The language of the statute is clear, and it is well established that when Congress enacts explicit deadlines into federal statutes, without also providing authority to waive or delay such deadlines, federal agencies are obligated to stay on schedule. So, for instance, federal courts routinely force the Environmental Protection Agency to act when it misses deadlines and environmentalist groups file suit.
Even if we don’t take Adler’s word for it that you can’t waive deadlines without statutory authority, the delay seems a clear violation of the Constitution’s prescription that the president shall “take care that the laws be faithfully executed.”
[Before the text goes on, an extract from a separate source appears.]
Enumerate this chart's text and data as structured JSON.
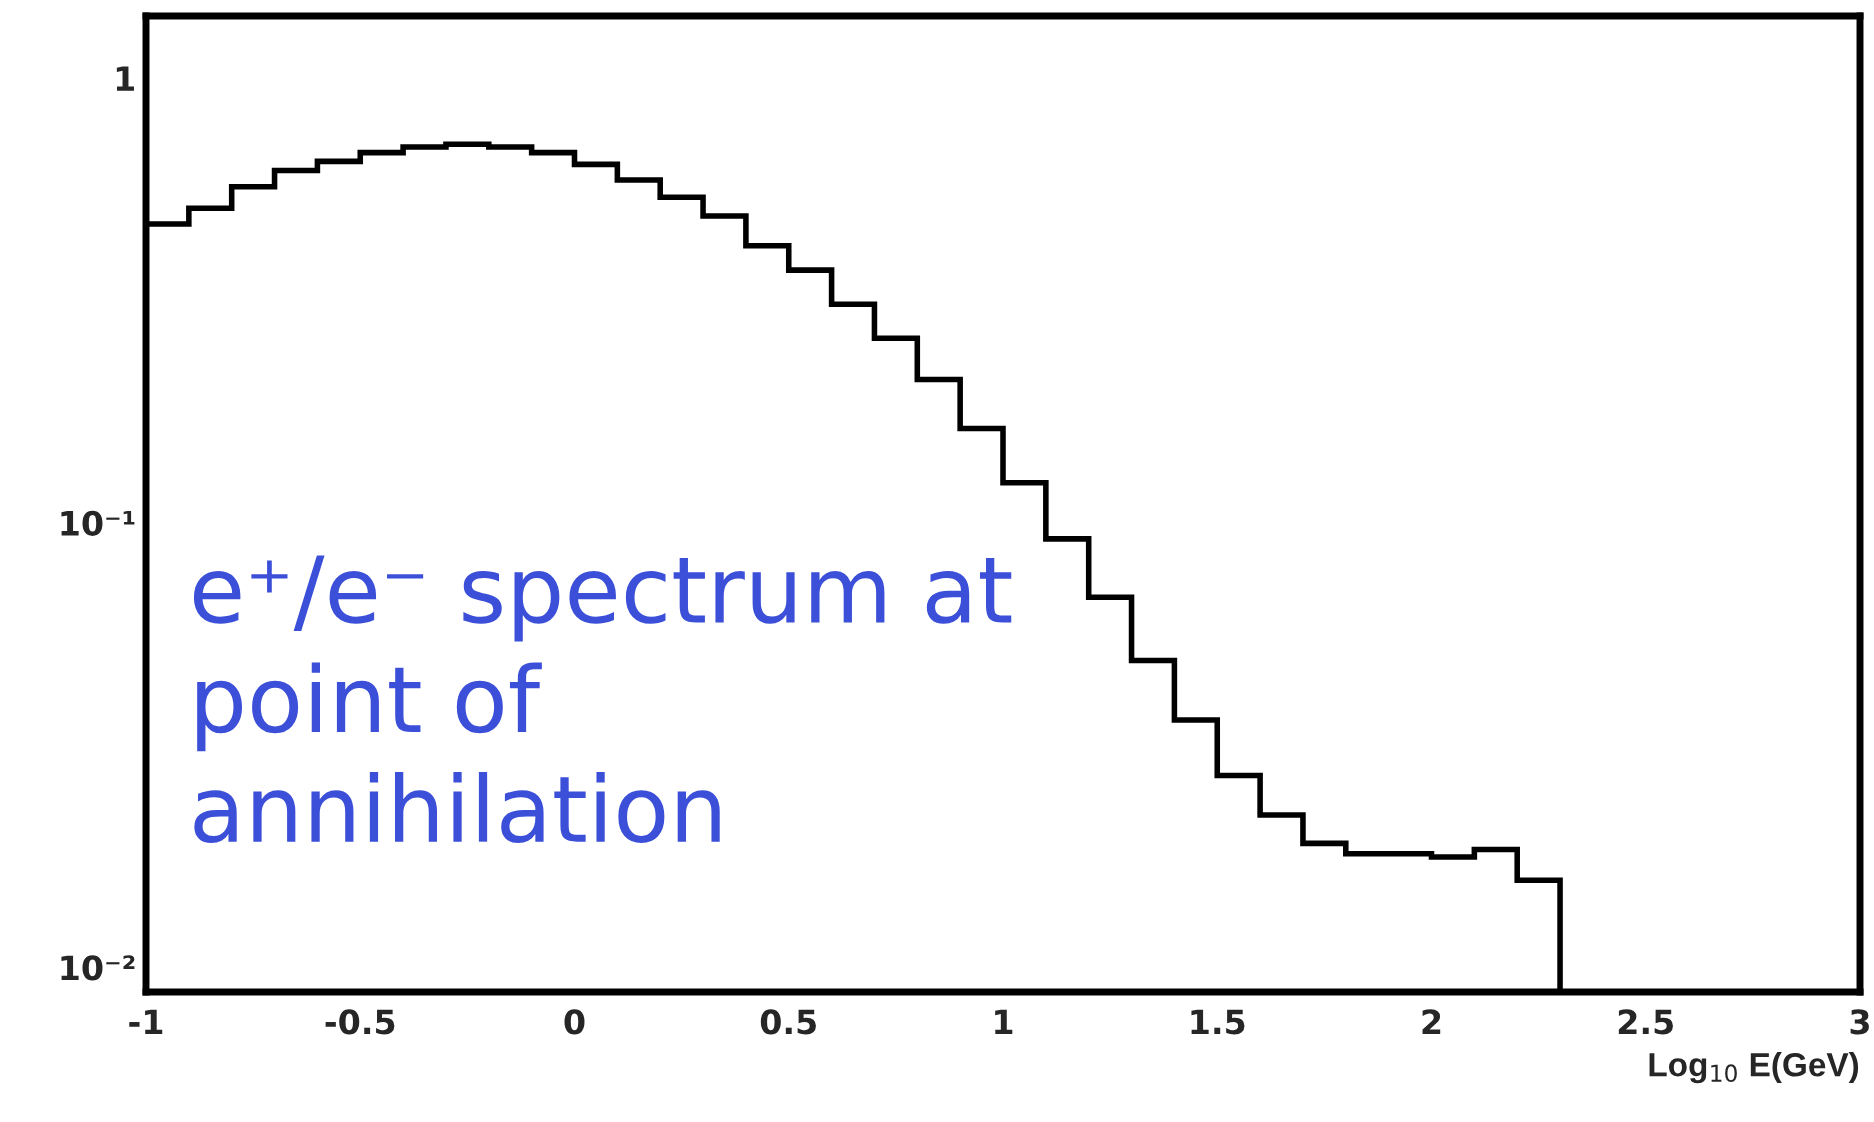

Delaying a mandate for two years that employers have already known about for four years is not “faithfully” executing anything. It’s an abuse, particularly given that it delays the mandate until January 2016 and has the political motive of keeping employer compliance from becoming a problem during the 2014 election.
Even Treasury’s justification for the initial year-long delay, providing during testimony last summer, cites cases that delay implementation of laws from a few weeks to at most seven months.
What’s more, Adler notes, the employer mandate is not some isolated piece of the statute, but rather is integral to the functioning of the entire law.
The imposition of the employer mandate in 2014 is essential for the proper implementation of other parts of the law. Most importantly, the employer mandate reporting provisions are essential to determining eligibility for tax credits and cost-sharing subsidies in state health insurance exchanges, and the tax credits are to be available beginning January 1, 2014. The tax credits and employer penalties were supposed to take effect together, and no one’s suggested delaying the credits.
We are really in dangerous territory here. A precedent is being set for willy nilly monkeying around with laws. No doubt we’ll see more of it as Obama’s term winds down.
The Constitutionality of the executive branch delays to statutes is nevertheless too murky to warrant impeachment. And there’s certainly not enough public anger to justify putting the country through an impeachment trial.
I realize Obama already has flouted the intentions of Congress several times before. But I believe the bar for dragging the country into an impeachment nightmare should be high.
Nevertheless, this can’t go on forever. If he continues down this path, or if Obama ignores Congress or the courts in a way that is undeniable and outrageous, he should be impeached.